La peine, qui, selon Uribe Liens vers un groupe paramilitaire dans les années 1990.
“La politique a prévalu sur la loi dans la condamnation”, a déclaré Uribe après l’audience de vendredi.
Uribe, 73 ans, a nié tout acte répréhensible. Il a connu jusqu’à 12 ans de prison après avoir été condamné lundi.
Son avocat avait demandé au tribunal de permettre à Uribe de rester libre pendant qu’il appelle le verdict. La juge Sandra Heredia a déclaré vendredi qu’elle n’avait pas accordé la demande de la défense, car il serait «facile» pour l’ancien président de quitter le pays pour «échapper à la sanction imposée».
Heredia a également interdit à Uribe de tenir une charge publique pendant huit ans et lui a infligé une amende d’environ 776 000 $.
Avant la condamnation de vendredi, Uribe a posté sur X qu’il préparait des arguments pour soutenir son appel. Il a ajouté qu’il faut «réfléchir beaucoup plus à la solution que au problème» lors des crises personnelles.
La cour d’appel aura jusqu’au début octobre pour rendre une décision, que l’une ou l’autre des parties pourrait alors contester devant la Cour suprême de la Colombie.
L’ancien président a régné de 2002 à 2010 avec un fort soutien des États-Unis. Il est une figure polarisante en Colombie, où beaucoup l’ont attribué pour avoir sauvé le pays de devenir un État raté, tandis que d’autres l’associent à des violations des droits de l’homme et à la montée des groupes paramilitaires dans les années 1990.
Heredia a déclaré lundi qu’elle avait vu suffisamment de preuves pour déterminer que Uribe a conspiré avec un avocat pour cajoler trois anciens membres du groupe paramilitaire, qui étaient en prison, en modifiant des témoignages qu’ils avaient fournis à Ivan Cepeda, un sénateur de gauche qui avait lancé une enquête sur les liens présumés d’Uribe à un groupe paramilitaire.
Uribe en 2012 a déposé une plainte en diffamation contre Cepeda à la Cour suprême.
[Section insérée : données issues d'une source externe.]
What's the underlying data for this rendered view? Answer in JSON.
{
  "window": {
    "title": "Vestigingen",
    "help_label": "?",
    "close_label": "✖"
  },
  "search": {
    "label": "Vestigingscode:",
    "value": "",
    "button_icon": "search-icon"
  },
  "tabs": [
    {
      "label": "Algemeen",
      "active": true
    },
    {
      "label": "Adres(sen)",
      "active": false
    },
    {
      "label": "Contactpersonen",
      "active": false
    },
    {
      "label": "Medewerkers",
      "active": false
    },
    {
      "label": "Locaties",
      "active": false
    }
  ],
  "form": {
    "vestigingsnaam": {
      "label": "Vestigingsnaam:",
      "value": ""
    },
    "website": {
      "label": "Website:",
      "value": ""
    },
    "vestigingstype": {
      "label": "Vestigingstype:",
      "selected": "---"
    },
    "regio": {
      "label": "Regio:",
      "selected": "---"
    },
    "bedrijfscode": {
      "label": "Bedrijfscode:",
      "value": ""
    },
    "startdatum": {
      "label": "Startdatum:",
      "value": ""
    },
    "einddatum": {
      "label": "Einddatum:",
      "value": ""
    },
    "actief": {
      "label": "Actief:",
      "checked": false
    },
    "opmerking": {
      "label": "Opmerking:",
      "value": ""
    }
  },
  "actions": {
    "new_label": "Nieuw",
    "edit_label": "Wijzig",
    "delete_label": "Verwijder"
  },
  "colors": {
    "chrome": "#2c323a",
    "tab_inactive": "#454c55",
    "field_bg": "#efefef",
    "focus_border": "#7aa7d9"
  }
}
Mais dans une torsion, la Haute Cour en 2018 a rejeté les accusations contre Cepeda et a commencé à enquêter sur Uribe.
Martha Peñuela Rosales, partisan du parti d’Uribe dans la capitale, Bogota, a dit qu’elle avait pleuré et prié après avoir entendu parler de la peine. «C’est une peine injuste. Il mérite d’être libre», a-t-elle déclaré.
Pendant ce temps, Sergio Andrés Parra, qui a protesté contre Uribe à l’extérieur du palais de justice, a déclaré que la peine de 12 ans était «suffisante» et, même si l’ancien président fait appel, «l’histoire l’a déjà condamné».
Pendant la présidence d’Uribe, l’armée de la Colombie a remporté certaines de ses plus grandes victoires sur le champ de bataille contre l’insurrection de gauche la plus ancienne d’Amérique latine, poussant les forces armées révolutionnaires de Colombie dans les poches reculées et forçant la direction du groupe à la direction du groupe Des pourparlers de paix qui ont conduit au désarmement de plus de 13 000 combattants en 2016.